Mental Health and the Christian: Those Pesky Time Changes
- The Christian Bipole
- Nov 9, 2022
- 2 min read
If you are like me, you don't look forward to (dread?) those time changes twice each year. It's as if your work requires you to fly one time zone east or one time zone west. And if you end up flying in the same direction as the time change, you will find yourself negotiating two hours of time difference at your destination rather than just one. Ugh!
Research has found (as if we needed any confirmation!) that time changes are bad for mental health. According to the New Connections Counseling Center, "...studies indicate that depression, anxiety, and suicidal thoughts seem to rise around time change. Although Daylight Saving Time doesn't cause mental health problems, it can worsen them. As we get less sunlight, our seratonin and melatonin levels drop, which can lead to feelings of apathy and depression."
There are ongoing discussions in high places of doing away with biannual time changes. Proponents point to mental health disruptions as one of the downsides of time changes. The pendulum seems to be slowly swinging to year-round Daylight Savings Time (DST). But it's not entirely clear that this is a good thing. Mornings will be very dark times, which could exacerbate depression and make getting out of bed more challenging than it already is. (Not to mention those poor school kids waiting for their school buses out in those pitch-black cold winter mornings.)

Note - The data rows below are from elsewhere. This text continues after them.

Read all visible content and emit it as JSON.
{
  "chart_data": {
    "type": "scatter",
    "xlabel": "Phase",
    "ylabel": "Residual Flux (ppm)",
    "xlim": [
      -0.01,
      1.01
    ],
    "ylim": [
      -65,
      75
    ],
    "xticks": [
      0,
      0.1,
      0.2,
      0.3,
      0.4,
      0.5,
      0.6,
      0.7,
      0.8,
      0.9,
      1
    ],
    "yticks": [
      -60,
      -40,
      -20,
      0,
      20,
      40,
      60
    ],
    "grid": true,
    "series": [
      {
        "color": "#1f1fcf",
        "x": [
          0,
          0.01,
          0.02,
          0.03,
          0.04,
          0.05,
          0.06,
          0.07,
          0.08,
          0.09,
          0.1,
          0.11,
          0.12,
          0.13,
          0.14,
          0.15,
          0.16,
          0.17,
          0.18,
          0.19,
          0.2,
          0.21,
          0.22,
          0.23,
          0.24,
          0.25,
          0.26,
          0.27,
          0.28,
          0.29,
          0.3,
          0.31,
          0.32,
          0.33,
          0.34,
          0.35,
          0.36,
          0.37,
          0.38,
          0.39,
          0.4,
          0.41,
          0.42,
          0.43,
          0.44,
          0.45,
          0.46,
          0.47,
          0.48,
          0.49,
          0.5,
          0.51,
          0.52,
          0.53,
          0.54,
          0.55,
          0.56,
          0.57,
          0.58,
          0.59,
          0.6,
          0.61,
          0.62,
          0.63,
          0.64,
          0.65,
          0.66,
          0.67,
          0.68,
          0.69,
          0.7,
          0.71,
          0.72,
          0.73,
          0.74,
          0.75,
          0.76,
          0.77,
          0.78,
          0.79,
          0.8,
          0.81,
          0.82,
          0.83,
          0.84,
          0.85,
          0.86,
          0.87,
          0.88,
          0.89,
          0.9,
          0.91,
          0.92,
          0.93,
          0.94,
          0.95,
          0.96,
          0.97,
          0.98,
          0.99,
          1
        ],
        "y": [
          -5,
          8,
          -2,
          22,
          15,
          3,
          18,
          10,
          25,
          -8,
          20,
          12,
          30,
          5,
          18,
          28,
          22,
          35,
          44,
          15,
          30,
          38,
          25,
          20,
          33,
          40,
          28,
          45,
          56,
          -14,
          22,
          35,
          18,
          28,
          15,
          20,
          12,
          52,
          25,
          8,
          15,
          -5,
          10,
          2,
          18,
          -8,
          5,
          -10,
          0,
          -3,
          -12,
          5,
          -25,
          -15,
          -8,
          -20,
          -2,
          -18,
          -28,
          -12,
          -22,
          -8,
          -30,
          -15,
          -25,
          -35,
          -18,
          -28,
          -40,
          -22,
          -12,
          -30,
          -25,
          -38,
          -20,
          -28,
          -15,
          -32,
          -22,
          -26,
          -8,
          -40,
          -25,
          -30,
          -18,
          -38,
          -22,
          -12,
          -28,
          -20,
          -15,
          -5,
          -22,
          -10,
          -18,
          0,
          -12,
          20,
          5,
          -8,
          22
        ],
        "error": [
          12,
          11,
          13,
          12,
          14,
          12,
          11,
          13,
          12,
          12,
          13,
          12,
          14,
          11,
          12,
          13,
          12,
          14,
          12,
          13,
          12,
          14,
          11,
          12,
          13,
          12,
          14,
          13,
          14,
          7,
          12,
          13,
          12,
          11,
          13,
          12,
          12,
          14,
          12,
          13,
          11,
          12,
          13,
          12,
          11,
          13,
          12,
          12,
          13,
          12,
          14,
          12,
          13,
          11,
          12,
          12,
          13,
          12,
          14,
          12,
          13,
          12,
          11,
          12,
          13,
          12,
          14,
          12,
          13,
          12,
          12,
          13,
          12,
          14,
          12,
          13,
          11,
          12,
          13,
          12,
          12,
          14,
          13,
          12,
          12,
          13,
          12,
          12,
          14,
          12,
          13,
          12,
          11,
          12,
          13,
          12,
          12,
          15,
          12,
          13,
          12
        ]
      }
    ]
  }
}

While we wait for the politicians to make up their minds, there are several things you can try for what I call "DST mitigation." First of all, just after dinner on Saturday night, go around and set all the clocks to the new time. It's good to start thinking as if in the new time. Then "split the difference," literally. Start your bedtime regimen half an hour from the old time, in the direction of the time change. Then set your alarm to get you up at the new time, and force yourself to get up! From then on, live as if you are on the new time, with all your meals (and medications) on the new time. That gets you through Sunday. Then do your best to go to sleep at the new bedtime, getting up bright (or not so bright) and early Monday morning on the new time. Then don't look back. I've always heard it said that it takes a day per hour of time change to adjust your body clock when going abroad. But I always found that the last pesky hour (day) was the most difficult to achieve. In those cases, a good dose of boring reading at bedtime seems to be of help.
One last thing, if you are a Christian. God promises His help. In Psalm 4, verse 8, David says, "In peace I will both lie down and sleep; for you alone, O LORD, make me dwell in safety." And Solomon agrees--"It is in vain that you rise up early and go late to rest, eating the bread of anxious toil; for he gives to his beloved sleep." (Psalm 127, verse 2) So lie down and take Him at His word.